Cases requiring cautious interpretation of immunohistochemical UMB-1 staining (concentration 1:20; pre-treatment PC-C; columns 1–3) in view of 125I-[Tyr3]-octreotide autoradiography results (last column; bars indicate 1mm). A–F, meningioma: Wide-spread and strong UMB-1 positivity at low magnification (A) that is completely abolished by the immunogen peptide (B). At high magnification (C), there is often a blurred staining in the area of the cell membrane, but only rarely a clear membranous staining. This staining pattern is probably due to prominent intercellular interdigitations. Autoradiographically, there is strong specific 125I-[Tyr3]-octreotide binding to the entire tumor tissue (D–F). Although <10% of tumor cells show membranous staining, this tumor is an excellent candidate for in vivo somatostatin receptor targeting.
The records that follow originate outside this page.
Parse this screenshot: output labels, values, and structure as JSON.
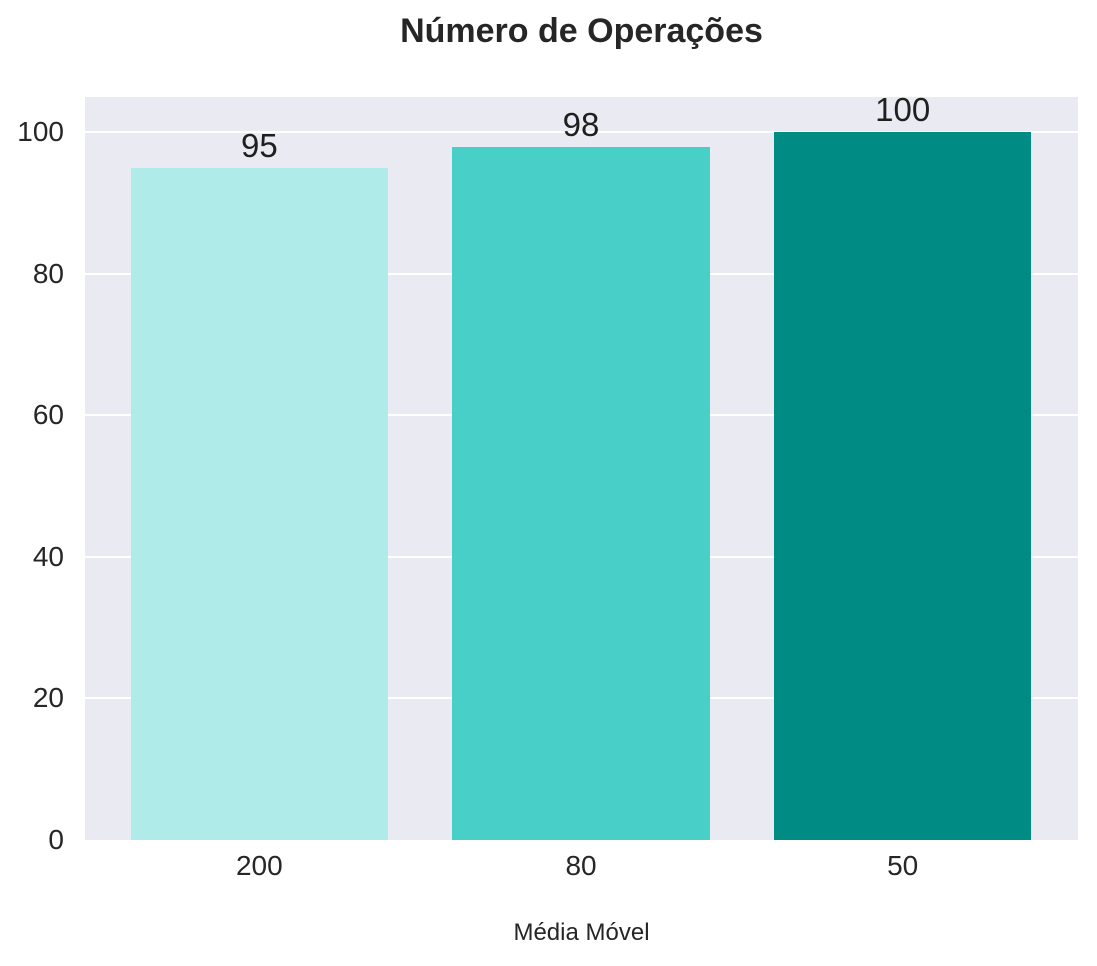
{
  "chart_data": {
    "type": "bar",
    "title": "Número de Operações",
    "xlabel": "Média Móvel",
    "ylabel": "",
    "categories": [
      "200",
      "80",
      "50"
    ],
    "values": [
      95,
      98,
      100
    ],
    "bar_labels": [
      "95",
      "98",
      "100"
    ],
    "bar_colors": [
      "#aeebe9",
      "#48cfc7",
      "#008c85"
    ],
    "yticks": [
      0,
      20,
      40,
      60,
      80,
      100
    ],
    "ylim": [
      0,
      105
    ],
    "grid": "on",
    "legend": "none",
    "plot_background": "#eaeaf2",
    "grid_color": "#ffffff",
    "figure_background": "#ffffff",
    "tick_color": "#262626",
    "title_color": "#262626",
    "value_label_color": "#1f1f1f"
  }
}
G–M, ganglioneuroblastoma: UMB-1 staining is present in single ganglionic tumor cells (arrow; G) in a membranous distribution (I, high magnification), but not in larger areas of neuroblastic tumor cells (asterisk; G). UMB-1 staining of ganglionic tumor cells is completely abolished by the immunogen peptide (H), providing proof of specific UMB-1 staining. No specific 125I-[Tyr3]-octreotide binding with receptor autoradiography (K–M). Despite strong tumor cell staining, this tumor is apparently not suitable for in vivo somatostatin receptor targeting, as the total receptor number per tumor mass is too low.